El juez Diego Amarante bloqueó el viaje de Claudio Tapia, presidente de la AFA, a Venezuela, impidiendo el único mecanismo para repatriar al gendarme argentino Nahuel Gallo, retenido en ese país. Delcy Rodríguez condicionó la liberación a la intervención personal de Tapia, quien comprometió financiamiento para el traslado.
Tapia solicitó permiso desde Brasil sin mencionar el motivo Gallo, ya que se trataba de una negociación secreta. Colaboradores cercanos como Luciano Nakis y el empresario Isla Cazares, presidente de Estudiantes de Caseros y proveedor de Axel Kicillof, lograron subir a Gallo a un avión de la AFA. El gendarmes regresa a Argentina y llega alrededor de las 3 de la mañana.

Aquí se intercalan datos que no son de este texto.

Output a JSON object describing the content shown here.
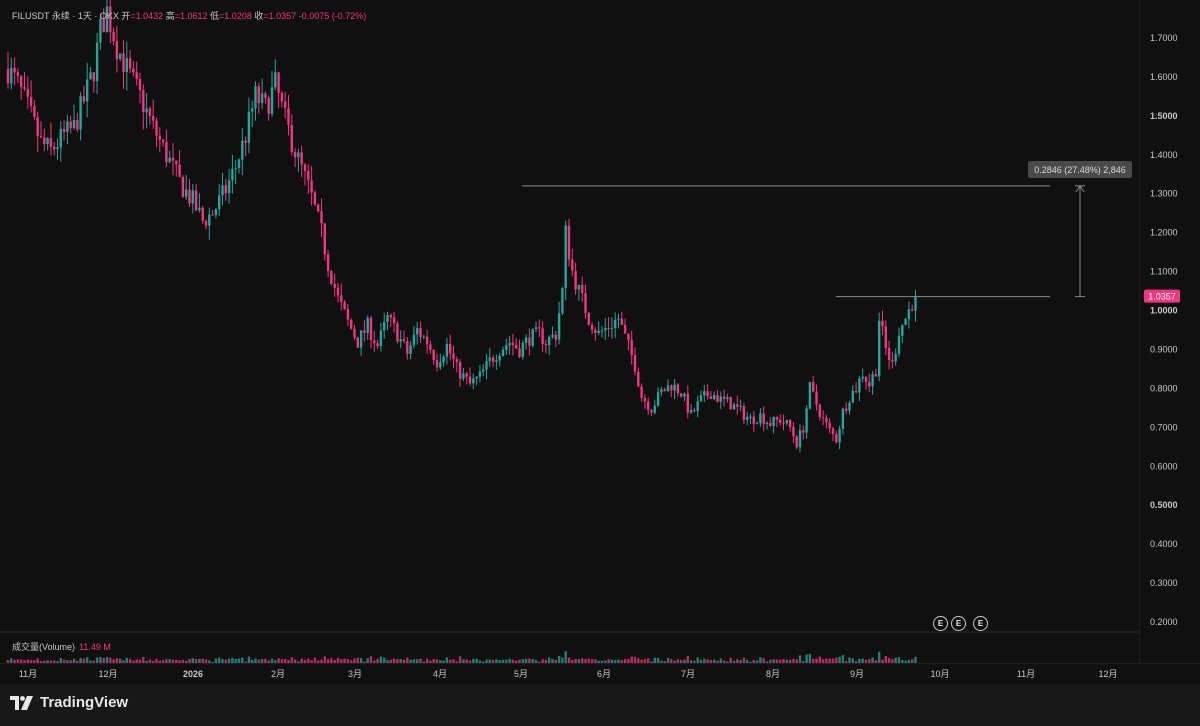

Gregorio Dalbón, abogado de la AFA, criticó al juez Amarante por denegar el permiso invocando inestabilidad política en Venezuela, pese a no conocer las gestiones. Panelistas cuestionan el rol de Dalbón, descrito como abogado mediático que persigue periodistas, y ven un intento kirchnerista de aprovechar la situación contra el gobierno.
Tapia debe declarar esta semana en el juzgado, y el gobierno nunca presentó formalmente el tema Gallo. La justicia no tuvo escritos vinculados, complicando las gestiones para liberar al ciudadano argentino privado ilegítimamente de su libertad.